1 İşte çevremizi bu denli büyük bir tanıklar bulutu sardığına göre, biz de her yükü ve bizi kolayca kuşatan günahı üzerimizden sıyırıp atalım ve önümüze konan yarışı sabırla koşalım.
2 Gözümüzü imanımızın öncüsü ve tamamlayıcısı İsaya dikelim. O kendisini bekleyen sevinç uğruna utancı hiçe sayıp çarmıhta ölüme katlandı ve Tanrının tahtının sağında oturdu.
3 Yorulup cesaretinizi yitirmemek için, günahkârların bunca karşı koymasına katlanmış Olanı düşünün.
4 Günaha karşı verdiğiniz mücadelede henüz kanınızı akıtacak kadar direnmiş değilsiniz.
5 Size oğullar diye seslenen şu öğüdü de unuttunuz: ‹‹Oğlum, Rabbin terbiye edişini hafife alma, Rab seni azarlayınca cesaretini yitirme.
6 Çünkü Rab sevdiğini terbiye eder, Oğulluğa kabul ettiği herkesi cezalandırır.››
7 Terbiye edilmek uğruna acılara katlanmalısınız. Tanrı size oğullarına davranır gibi davranıyor. Hangi oğul babası tarafından terbiye edilmez?
8 Herkesin gördüğü terbiyeden yoksunsanız, oğullar değil, yasadışı evlatlarsınız.
9 Kaldı ki, bizi terbiye eden dünyasal babalarımız vardı ve onlara saygı duyardık. Öyleyse Ruhlar Babasına bağımlı olup yaşamamız çok daha önemli değil mi?
10 Babalarımız bizi kısa bir süre için, uygun gördükleri gibi terbiye ettiler. Ama Tanrı, kutsallığına ortak olalım diye bizi kendi yararımıza terbiye ediyor.
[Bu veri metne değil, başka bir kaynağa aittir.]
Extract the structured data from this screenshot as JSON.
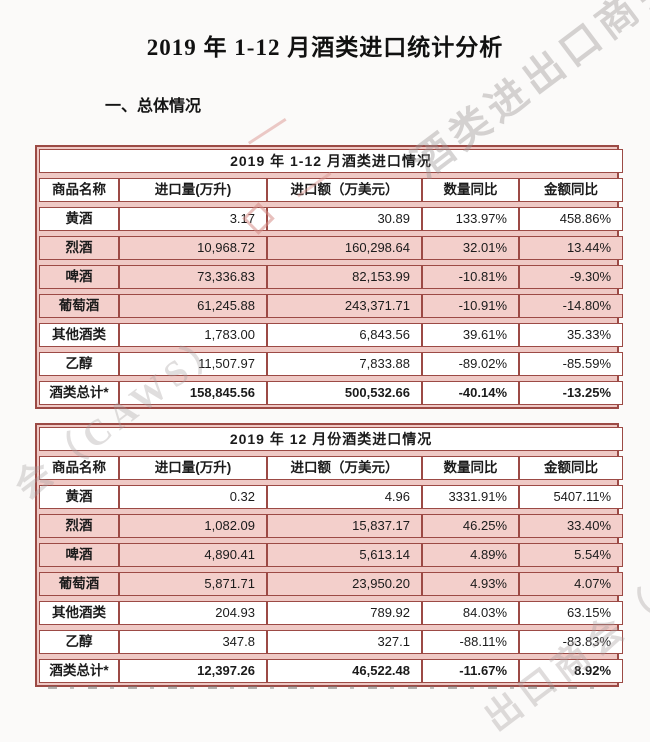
{
  "doc": {
    "title": "2019 年 1-12 月酒类进口统计分析",
    "section_heading": "一、总体情况"
  },
  "columns": [
    "商品名称",
    "进口量(万升)",
    "进口额（万美元）",
    "数量同比",
    "金额同比"
  ],
  "tables": [
    {
      "title": "2019 年 1-12 月酒类进口情况",
      "rows": [
        {
          "name": "黄酒",
          "values": [
            "3.17",
            "30.89",
            "133.97%",
            "458.86%"
          ],
          "highlighted": false,
          "total": false
        },
        {
          "name": "烈酒",
          "values": [
            "10,968.72",
            "160,298.64",
            "32.01%",
            "13.44%"
          ],
          "highlighted": true,
          "total": false
        },
        {
          "name": "啤酒",
          "values": [
            "73,336.83",
            "82,153.99",
            "-10.81%",
            "-9.30%"
          ],
          "highlighted": true,
          "total": false
        },
        {
          "name": "葡萄酒",
          "values": [
            "61,245.88",
            "243,371.71",
            "-10.91%",
            "-14.80%"
          ],
          "highlighted": true,
          "total": false
        },
        {
          "name": "其他酒类",
          "values": [
            "1,783.00",
            "6,843.56",
            "39.61%",
            "35.33%"
          ],
          "highlighted": false,
          "total": false
        },
        {
          "name": "乙醇",
          "values": [
            "11,507.97",
            "7,833.88",
            "-89.02%",
            "-85.59%"
          ],
          "highlighted": false,
          "total": false
        },
        {
          "name": "酒类总计*",
          "values": [
            "158,845.56",
            "500,532.66",
            "-40.14%",
            "-13.25%"
          ],
          "highlighted": false,
          "total": true
        }
      ]
    },
    {
      "title": "2019 年 12 月份酒类进口情况",
      "rows": [
        {
          "name": "黄酒",
          "values": [
            "0.32",
            "4.96",
            "3331.91%",
            "5407.11%"
          ],
          "highlighted": false,
          "total": false
        },
        {
          "name": "烈酒",
          "values": [
            "1,082.09",
            "15,837.17",
            "46.25%",
            "33.40%"
          ],
          "highlighted": true,
          "total": false
        },
        {
          "name": "啤酒",
          "values": [
            "4,890.41",
            "5,613.14",
            "4.89%",
            "5.54%"
          ],
          "highlighted": true,
          "total": false
        },
        {
          "name": "葡萄酒",
          "values": [
            "5,871.71",
            "23,950.20",
            "4.93%",
            "4.07%"
          ],
          "highlighted": true,
          "total": false
        },
        {
          "name": "其他酒类",
          "values": [
            "204.93",
            "789.92",
            "84.03%",
            "63.15%"
          ],
          "highlighted": false,
          "total": false
        },
        {
          "name": "乙醇",
          "values": [
            "347.8",
            "327.1",
            "-88.11%",
            "-83.83%"
          ],
          "highlighted": false,
          "total": false
        },
        {
          "name": "酒类总计*",
          "values": [
            "12,397.26",
            "46,522.48",
            "-11.67%",
            "8.92%"
          ],
          "highlighted": false,
          "total": true
        }
      ]
    }
  ],
  "watermarks": [
    "酒类进出口商会",
    "会（CAWS）",
    "出口商会（CAWS）"
  ],
  "colors": {
    "table_border": "#9c4a45",
    "highlight_pink": "#f3cfcb",
    "table_gap_pink": "#efc9c5"
  }
}
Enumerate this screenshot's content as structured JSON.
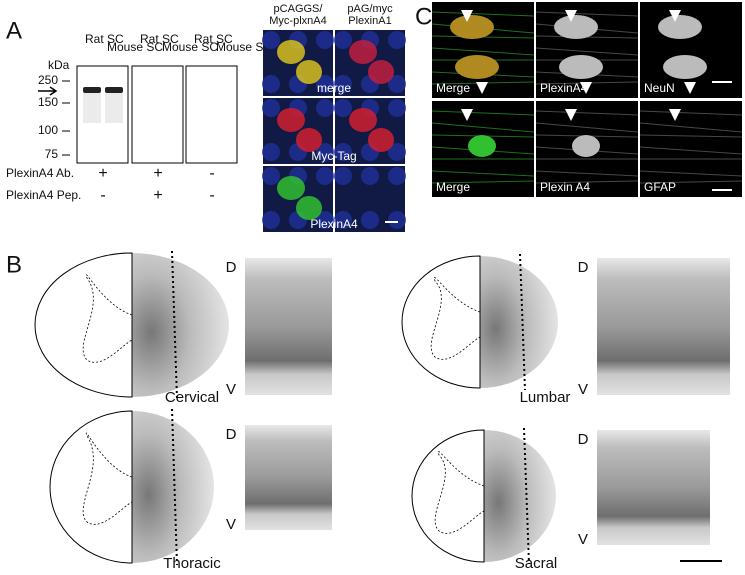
{
  "panel_a": {
    "label": "A",
    "unit": "kDa",
    "markers": [
      250,
      150,
      100,
      75
    ],
    "blots": [
      {
        "lanes": [
          "Rat SC",
          "Mouse SC"
        ]
      },
      {
        "lanes": [
          "Rat SC",
          "Mouse SC"
        ]
      },
      {
        "lanes": [
          "Rat SC",
          "Mouse SC"
        ]
      }
    ],
    "conditions": [
      {
        "name": "PlexinA4 Ab.",
        "signs": [
          "+",
          "+",
          "-"
        ]
      },
      {
        "name": "PlexinA4 Pep.",
        "signs": [
          "-",
          "+",
          "-"
        ]
      }
    ],
    "columns": [
      [
        "pCAGGS/",
        "Myc-plxnA4"
      ],
      [
        "pAG/myc",
        "PlexinA1"
      ]
    ],
    "rows": [
      "merge",
      "Myc-Tag",
      "PlexinA4"
    ]
  },
  "panel_b": {
    "label": "B",
    "sections": [
      {
        "name": "Cervical",
        "dorsal": "D",
        "ventral": "V"
      },
      {
        "name": "Lumbar",
        "dorsal": "D",
        "ventral": "V"
      },
      {
        "name": "Thoracic",
        "dorsal": "D",
        "ventral": "V"
      },
      {
        "name": "Sacral",
        "dorsal": "D",
        "ventral": "V"
      }
    ]
  },
  "panel_c": {
    "label": "C",
    "rows": [
      [
        "Merge",
        "PlexinA4",
        "NeuN"
      ],
      [
        "Merge",
        "Plexin A4",
        "GFAP"
      ]
    ]
  }
}
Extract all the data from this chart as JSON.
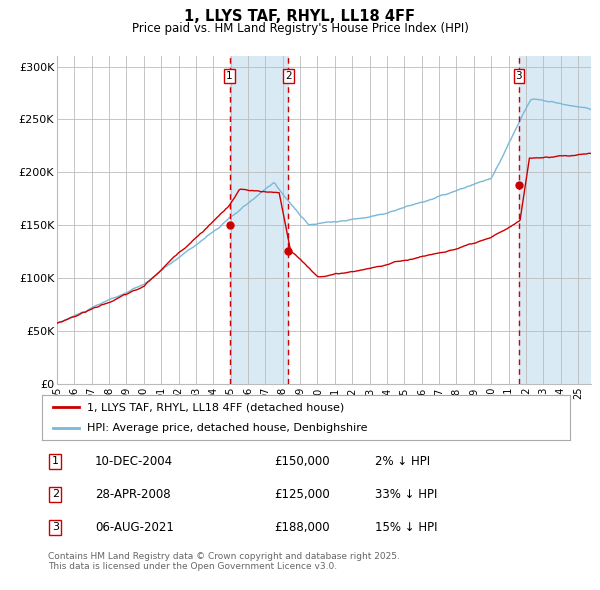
{
  "title": "1, LLYS TAF, RHYL, LL18 4FF",
  "subtitle": "Price paid vs. HM Land Registry's House Price Index (HPI)",
  "legend_entries": [
    "1, LLYS TAF, RHYL, LL18 4FF (detached house)",
    "HPI: Average price, detached house, Denbighshire"
  ],
  "table_entries": [
    {
      "num": 1,
      "date": "10-DEC-2004",
      "price": "£150,000",
      "hpi": "2% ↓ HPI"
    },
    {
      "num": 2,
      "date": "28-APR-2008",
      "price": "£125,000",
      "hpi": "33% ↓ HPI"
    },
    {
      "num": 3,
      "date": "06-AUG-2021",
      "price": "£188,000",
      "hpi": "15% ↓ HPI"
    }
  ],
  "copyright": "Contains HM Land Registry data © Crown copyright and database right 2025.\nThis data is licensed under the Open Government Licence v3.0.",
  "hpi_color": "#7ab8d9",
  "price_color": "#cc0000",
  "dot_color": "#cc0000",
  "shade_color": "#daeaf5",
  "vline_color": "#cc0000",
  "background_color": "#ffffff",
  "grid_color": "#bbbbbb",
  "ylim": [
    0,
    310000
  ],
  "yticks": [
    0,
    50000,
    100000,
    150000,
    200000,
    250000,
    300000
  ],
  "ytick_labels": [
    "£0",
    "£50K",
    "£100K",
    "£150K",
    "£200K",
    "£250K",
    "£300K"
  ],
  "sale1_x": 2004.94,
  "sale1_y": 150000,
  "sale2_x": 2008.33,
  "sale2_y": 125000,
  "sale3_x": 2021.6,
  "sale3_y": 188000,
  "shade1_x1": 2004.94,
  "shade1_x2": 2008.33,
  "shade2_x1": 2021.6,
  "shade2_x2": 2025.75,
  "vline1_x": 2004.94,
  "vline2_x": 2008.33,
  "vline3_x": 2021.6,
  "xmin": 1995.0,
  "xmax": 2025.75
}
11 Terbiye edilmek başlangıçta hiç tatlı gelmez, acı gelir. Ne var ki, böyle eğitilenler için bu sonradan esenlik veren doğruluğu üretir.
12 Bunun için sarkık ellerinizi kaldırın, bükük dizlerinizi doğrultun, ayaklarınız için düz yollar yapın. Öyle ki, kötürüm olan parça eklemden çıkmasın, tersine şifa bulsun.
14 Herkesle barış içinde yaşamaya, kutsal olmaya gayret edin. Kutsallığa sahip olmadan kimse Rabbi göremeyecek.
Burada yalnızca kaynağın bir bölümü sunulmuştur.